Por Edilberto Santos.
Imponho-me o desafio de agasalhar no apertado espaço deste artigo, o tema aqui proposto (dízimo) que é vasto e objeto de conferências de mais de uma hora, daqueles estudiosos da bíblia que se debruçam em profundidade na análise dos fatos e momentos ali narrados.
Sem entrar no mérito de ser o dízimo parte da consciência religiosa dos leitores, volto-me apenas para aqui comentar a origem histórica do dízimo; quando surgiu; como e para que surgiu, deixando de lado a análise da finalidade de suas cobranças pelas instituições religiosas, tomem estas a denominação que tomarem.
Traçado este balizamento puramente histórico, temos que o dízimo tem origem na tradição judaica e não na tradição cristã o que afasta, a meu sentir, a obrigatoriedade do fiel cristão de qualquer denominação religiosa, de contribuir de forma compulsória com o dízimo sob o argumento de que esta cobrança está assentada na bíblia como obrigação do cristão, até porque, quando o dízimo foi instituído não existia sequer o cristianismo que passou a existir após Jesus.

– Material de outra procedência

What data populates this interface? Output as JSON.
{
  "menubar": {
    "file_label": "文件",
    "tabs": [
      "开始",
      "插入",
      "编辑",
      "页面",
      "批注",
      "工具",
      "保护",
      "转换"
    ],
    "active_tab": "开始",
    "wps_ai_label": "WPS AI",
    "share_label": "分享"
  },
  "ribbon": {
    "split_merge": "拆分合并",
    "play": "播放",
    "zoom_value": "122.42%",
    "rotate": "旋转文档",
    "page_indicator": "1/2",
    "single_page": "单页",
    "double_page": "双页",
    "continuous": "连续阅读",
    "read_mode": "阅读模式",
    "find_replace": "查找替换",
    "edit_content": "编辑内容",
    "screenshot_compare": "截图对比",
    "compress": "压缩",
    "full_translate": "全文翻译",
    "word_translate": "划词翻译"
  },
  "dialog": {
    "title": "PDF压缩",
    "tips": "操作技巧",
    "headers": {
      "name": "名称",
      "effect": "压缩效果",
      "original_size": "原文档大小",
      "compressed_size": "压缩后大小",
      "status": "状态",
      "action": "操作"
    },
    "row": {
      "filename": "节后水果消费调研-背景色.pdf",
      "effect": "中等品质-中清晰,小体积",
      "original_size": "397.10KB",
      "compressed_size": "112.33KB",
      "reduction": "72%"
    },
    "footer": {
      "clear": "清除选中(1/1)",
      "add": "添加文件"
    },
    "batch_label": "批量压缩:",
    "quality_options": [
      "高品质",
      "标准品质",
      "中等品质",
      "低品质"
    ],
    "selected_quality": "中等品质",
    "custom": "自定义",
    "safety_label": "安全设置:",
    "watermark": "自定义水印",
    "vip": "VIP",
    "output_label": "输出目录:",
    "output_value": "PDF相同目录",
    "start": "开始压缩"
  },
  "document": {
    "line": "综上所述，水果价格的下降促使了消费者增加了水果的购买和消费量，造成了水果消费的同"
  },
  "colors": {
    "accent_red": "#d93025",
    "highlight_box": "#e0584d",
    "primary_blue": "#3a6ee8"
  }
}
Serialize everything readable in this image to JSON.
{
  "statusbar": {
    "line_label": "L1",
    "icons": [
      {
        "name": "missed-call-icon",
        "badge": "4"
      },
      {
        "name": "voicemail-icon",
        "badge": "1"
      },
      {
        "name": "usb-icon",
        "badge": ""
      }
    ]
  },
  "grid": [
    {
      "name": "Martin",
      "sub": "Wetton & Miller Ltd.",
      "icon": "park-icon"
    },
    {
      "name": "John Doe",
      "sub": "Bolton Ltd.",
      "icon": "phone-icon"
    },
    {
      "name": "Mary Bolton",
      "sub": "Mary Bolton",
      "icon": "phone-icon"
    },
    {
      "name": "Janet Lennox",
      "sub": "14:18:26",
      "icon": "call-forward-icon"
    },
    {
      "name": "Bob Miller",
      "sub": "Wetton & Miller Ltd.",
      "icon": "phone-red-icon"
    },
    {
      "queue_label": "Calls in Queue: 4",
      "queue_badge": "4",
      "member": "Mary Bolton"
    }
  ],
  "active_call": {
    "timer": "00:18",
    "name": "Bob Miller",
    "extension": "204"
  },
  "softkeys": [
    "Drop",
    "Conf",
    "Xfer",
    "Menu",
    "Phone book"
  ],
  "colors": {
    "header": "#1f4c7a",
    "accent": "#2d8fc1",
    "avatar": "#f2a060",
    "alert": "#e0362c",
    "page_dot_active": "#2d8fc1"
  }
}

A história do povo Hebreu narra que Moisés conduziu esse povo que estava cativo no Egito para a terra prometida por Deus, Canaã, nome alusivo a Cã, filho de Noé a quem se atribui a origem dos Cananeus conforme nos informa Gênesis, 10, e nessa condução difícil e tormentosa, Moisés contava com a ajuda de um jovem hebreu que seria, podemos assim dizer, seu “lugar-tenente” e que lhe auxiliava diretamente na difícil empreitada determinada por Deus, de nome JOSUÉ.
No final da jornada quando já estava à vista a cidade de Jericó, primeira cidade que seria tomada pelos hebreus, Moisés faleceu e JOSUÉ assumiu seu lugar, previamente referendado pelos anciãos e pelo próprio Moisés antes de morrer, obviamente, passando a deter o comando do “povo de Deus”.
Após a queda de Jericó e tomadas outras áreas da região, coube a JOSUÉ a partilha do território entre as tribos de Israel que sabemos eram 12 (doze), porém, JOSUÉ por inspiração e determinação divina, distribuiu as terras somente entre 11 (onze) tribos ficando fora desta distribuição a tribo de LEVI cujos membros eram chamados de LEVITAS, e que receberam de Deus a incumbência transmitida por JOSUÉ, de se dedicarem ao templo religioso como sacerdotes, diáconos, enfim, às atividades necessárias para a manutenção da religião monoteísta pregada por MOISÉS e por JOSUÉ.
Vale lembrar, que ambos recebiam ordens e instruções diretamente de Deus como sói acontecer com os Dez Mandamentos passados a MOISÉS, e que assim visavam esses dois ilustres personagens (Moisés e Josué) afastar o povo hebreu dos vícios e costumes religiosos politeístas aprendidos no Egito.
JOSUÉ efetuou essa distribuição de terras e as tribos partiram para suas novas moradas, mas, ficou a questão seguinte: como prover as necessidades materiais dos LEVITAS?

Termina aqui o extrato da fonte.